While traveling to the 1832 rendezvous at Pierre's Hole, Godin and his party came across trapper Thomas Fitzpatrick, emaciated with his feet bare, and his clothing in shreds, traveling without horse or equipment. Fitzpatrick had been attacked and robbed several weeks earlier by Blackfeet when he had ridden ahead of a pack train to alert the rendezvous of their eminent arrival. Godin brought Fitzpatrick in to the rendezvous at a time when many had given Fitzpatrick up for dead.

By 1834 an entry in one of Fort Hall, Idaho's account books indicates that Godin was employed by Nathaniel Wyeth. The note stated that Godin was not reliable, and should have only limited credit. Other entries in the account book show that Godin was a meat hunter for the fort from 1834 to mid-1836.

On May 22, 1836, Godin was invited to trade for furs by a Metis man named James Bird, but was shot without warning by one of Bird's Blackfoot companions prior to trading. Although unable to save Godin, men from the fort were able to retrieve his personal effects. Godin's blanket, rifle, and other goods were shown as credits towards his account in the fort's ledger on May 23, 1836.

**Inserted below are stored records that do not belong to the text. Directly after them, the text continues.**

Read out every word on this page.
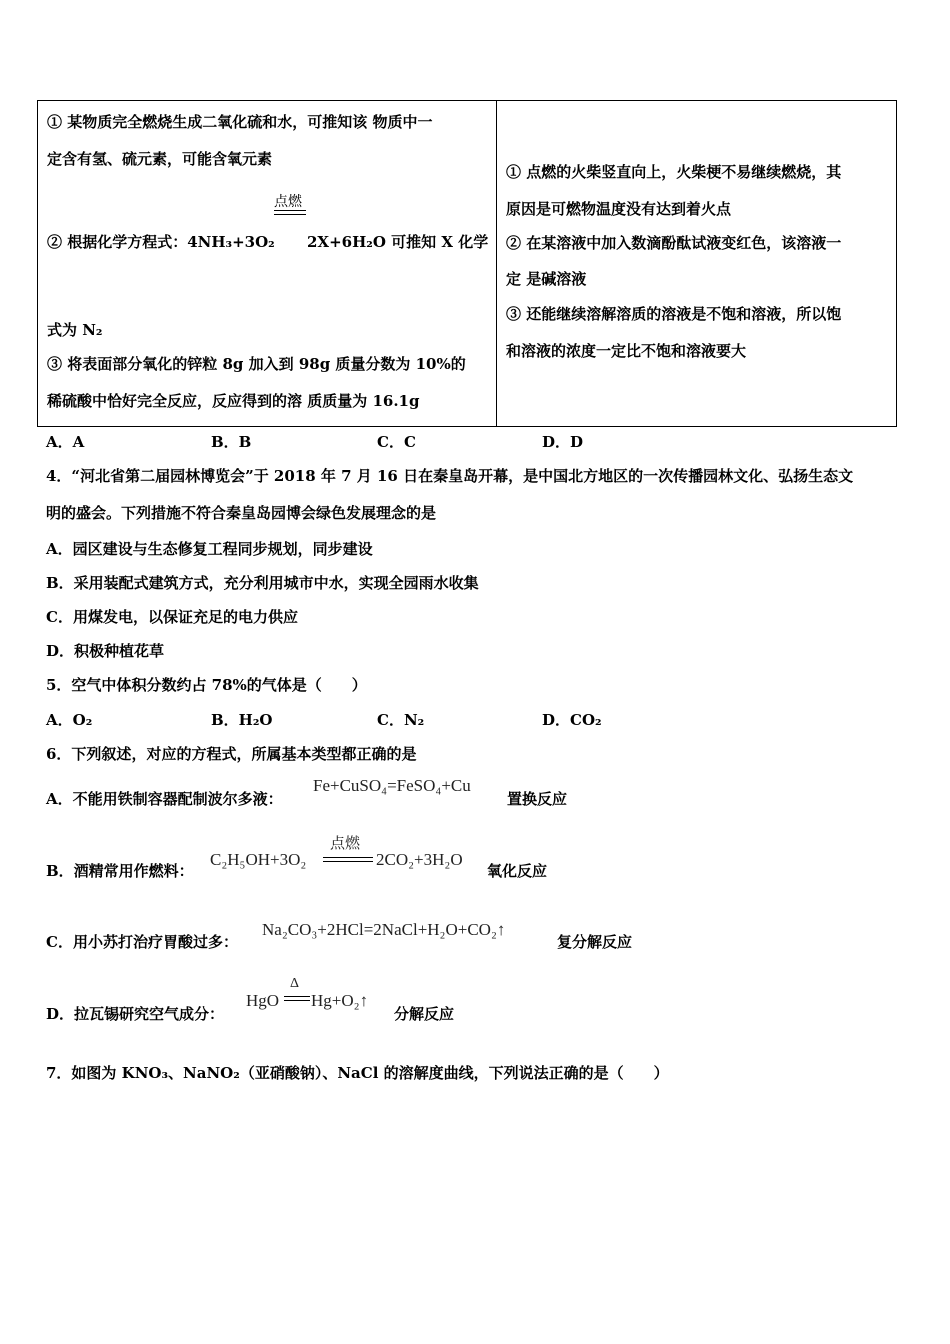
① 某物质完全燃烧生成二氧化硫和水，可推知该 物质中一
定含有氢、硫元素，可能含氧元素
点燃
② 根据化学方程式：4NH₃+3O₂ 2X+6H₂O 可推知 X 化学
式为 N₂
③ 将表面部分氧化的锌粒 8g 加入到 98g 质量分数为 10%的
稀硫酸中恰好完全反应，反应得到的溶 质质量为 16.1g

① 点燃的火柴竖直向上，火柴梗不易继续燃烧，其
原因是可燃物温度没有达到着火点
② 在某溶液中加入数滴酚酞试液变红色，该溶液一
定 是碱溶液
③ 还能继续溶解溶质的溶液是不饱和溶液，所以饱
和溶液的浓度一定比不饱和溶液要大
A．A	B．B	C．C	D．D
4．“河北省第二届园林博览会”于 2018 年 7 月 16 日在秦皇岛开幕，是中国北方地区的一次传播园林文化、弘扬生态文
明的盛会。下列措施不符合秦皇岛园博会绿色发展理念的是
A．园区建设与生态修复工程同步规划，同步建设
B．采用装配式建筑方式，充分利用城市中水，实现全园雨水收集
C．用煤发电，以保证充足的电力供应
D．积极种植花草
5．空气中体积分数约占 78%的气体是（　　）
A．O₂	B．H₂O	C．N₂	D．CO₂
6．下列叙述，对应的方程式，所属基本类型都正确的是
A．不能用铁制容器配制波尔多液：
Fe+CuSO₄=FeSO₄+Cu
置换反应
B．酒精常用作燃料：
C₂H₅OH+3O₂
点燃
2CO₂+3H₂O
氧化反应
C．用小苏打治疗胃酸过多：
Na₂CO₃+2HCl=2NaCl+H₂O+CO₂↑
复分解反应
D．拉瓦锡研究空气成分：
HgO
Δ
Hg+O₂↑
分解反应
7．如图为 KNO₃、NaNO₂（亚硝酸钠）、NaCl 的溶解度曲线，下列说法正确的是（　　）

==Battle at Pierre's Hole==
At the close of the 1832 rendezvous, Godin joined a brigade led by Milton Sublette. The group of over forty men included Nathaniel Wyeth and eleven of his men. On the morning of the second day after leaving rendezvous, a large group with pack animals were observed approaching the camp. Initially there was no alarm, for this group was assumed to be an American Fur Company supply train led by Lucien Fontenelle, which had failed to arrive in time for the rendezvous. As the group came closer, it became apparent they were a party of between 150 and 200 Gros Ventre Indians, including women and children, who were moving the location of their village. Because they were in transit with their families, this group was not seeking a fight with the mountain men. Signs were made for peace, and one of the chiefs rode forward, as did Antoine Godin and Baptiste Dorian, a Flathead "breed". According to The Adventures of Captain Bonneville, written by Washington Irving, Godin apparently saw this as a chance to avenge the death of his father. Coming even with the chief, Godin grasped the man's rifle and called to Dorian to shoot the chief, which Dorian did. The two then stole the chief's bright red blanket and raced back to the trapper brigade. (Bonneville, "Chapter 6") This murder initiated the "Battle of Pierre's Hole", which resulted in deaths and injuries to both sides.